Randy: I think the biggest thing is the whole virtual way of communicating via Zoom or Teams. This has become a regular way of doing business. I think it has been challenging, but people have been very effective at adjusting. Michigan is a big state and we have a lot of remote areas and before, it was challenging to get people to want to do any kind of virtual meetings, even though we have had this technology for years. Now these places are adapting and seeing it is a great way to deliver information during this time. Moving forward, when we are out of the pandemic, we're going to be able to take even greater advantage of this technology because these platforms are more commonly accepted, and I think that's going to be a good thing.
The other thing is there has been a huge push to help with K-12 education and connectivity. In the library world, we’ve been talking about broadband challenges for the last 15-20 years, and this pandemic has highlighted that current digital divide. Getting hotspots can help, but it is not a permanent solution, and that permanent solution is really expensive.
Madison: What challenges and opportunities have you observed during this time?

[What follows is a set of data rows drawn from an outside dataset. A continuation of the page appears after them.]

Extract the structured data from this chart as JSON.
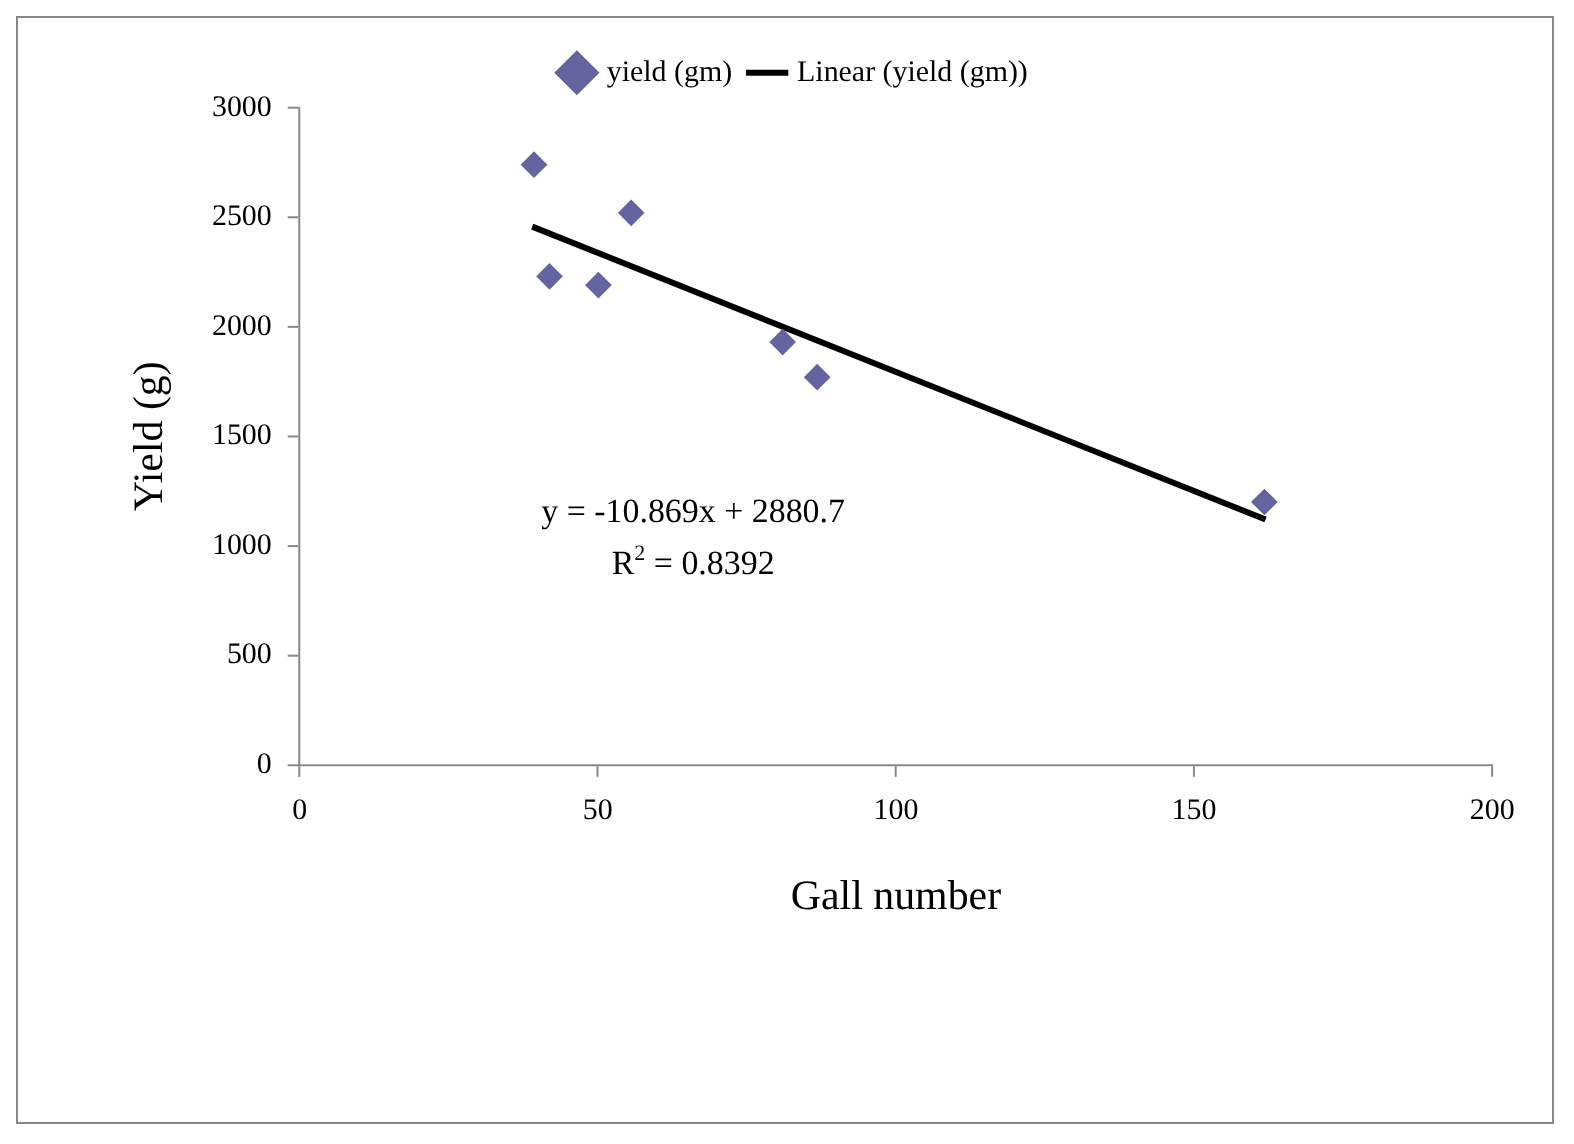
{
  "chart_data": {
    "type": "scatter",
    "xlabel": "Gall number",
    "ylabel": "Yield (g)",
    "xlim": [
      0,
      200
    ],
    "xticks": [
      0,
      50,
      100,
      150,
      200
    ],
    "ylim": [
      0,
      3000
    ],
    "yticks": [
      0,
      500,
      1000,
      1500,
      2000,
      2500,
      3000
    ],
    "grid": false,
    "legend": "top",
    "marker": "diamond",
    "series": [
      {
        "name": "yield (gm)",
        "color": "#6464a0",
        "x": [
          39.3,
          41.9,
          50.1,
          55.6,
          81,
          86.8,
          161.8
        ],
        "values": [
          2740,
          2230,
          2190,
          2520,
          1930,
          1770,
          1200
        ]
      },
      {
        "name": "Linear (yield (gm))",
        "type": "line",
        "color": "#000000",
        "marker": "none",
        "x": [
          39,
          162
        ],
        "values": [
          2457,
          1120
        ]
      }
    ],
    "annotations": [
      "y = -10.869x + 2880.7",
      "R$^{2}$ = 0.8392"
    ]
  }
}
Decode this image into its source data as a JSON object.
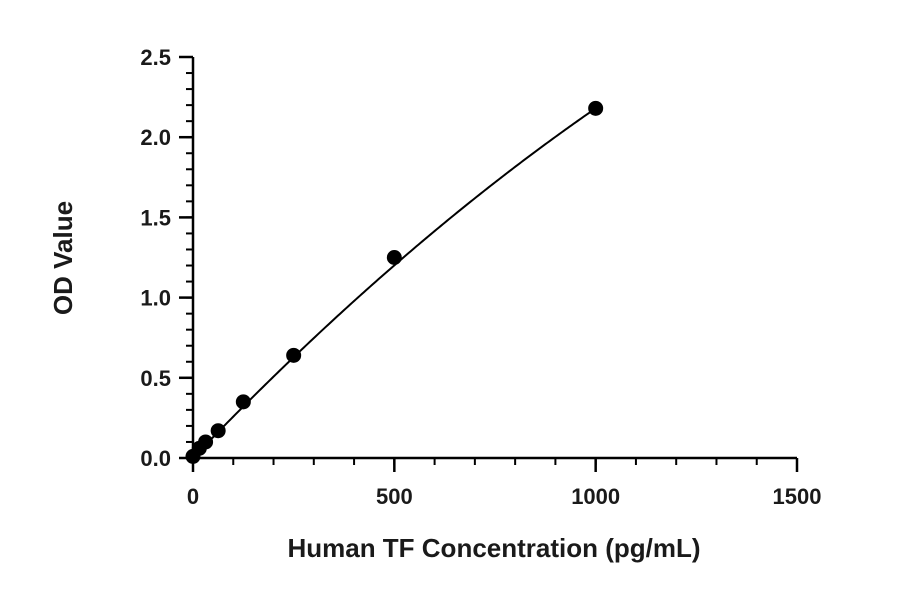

Randy: We spent a lot of time in Michigan in the last few years talking about how libraries are not just book warehouses. Libraries are community centers where you can go to use databases, or take a class, or do outreach, and now during the pandemic, we're having to slam on the brakes and say, oh, no, you can't use the buildings. You cannot go there and gather anymore, so that messaging has been a little bit challenging and confusing sometimes to patrons. We have stepped up with curbside service, and some Michigan libraries are open to the public in almost similar ways that they were before the pandemic. Curbside pickup is now a popular service that most libraries will hopefully continue after this time.
Providing Internet access and having libraries being that anchor in the community continues to be important. In Menominee County Library up in the Upper Peninsula, they are working with the townships to make sure all their township offices have Wi-Fi access. People there can now park in the township office parking lot and get free access to the Wi-Fi. It is a creative way that the libraries are trying to find solutions to really challenging problems.
We are also looking at how we do our training programs. We used to do them throughout the state, but now we must deliver that same content in a different virtual way. We have to think about how we structure that and what it looks like in rural parts of the state, and we should be able to come up with some really good alternatives.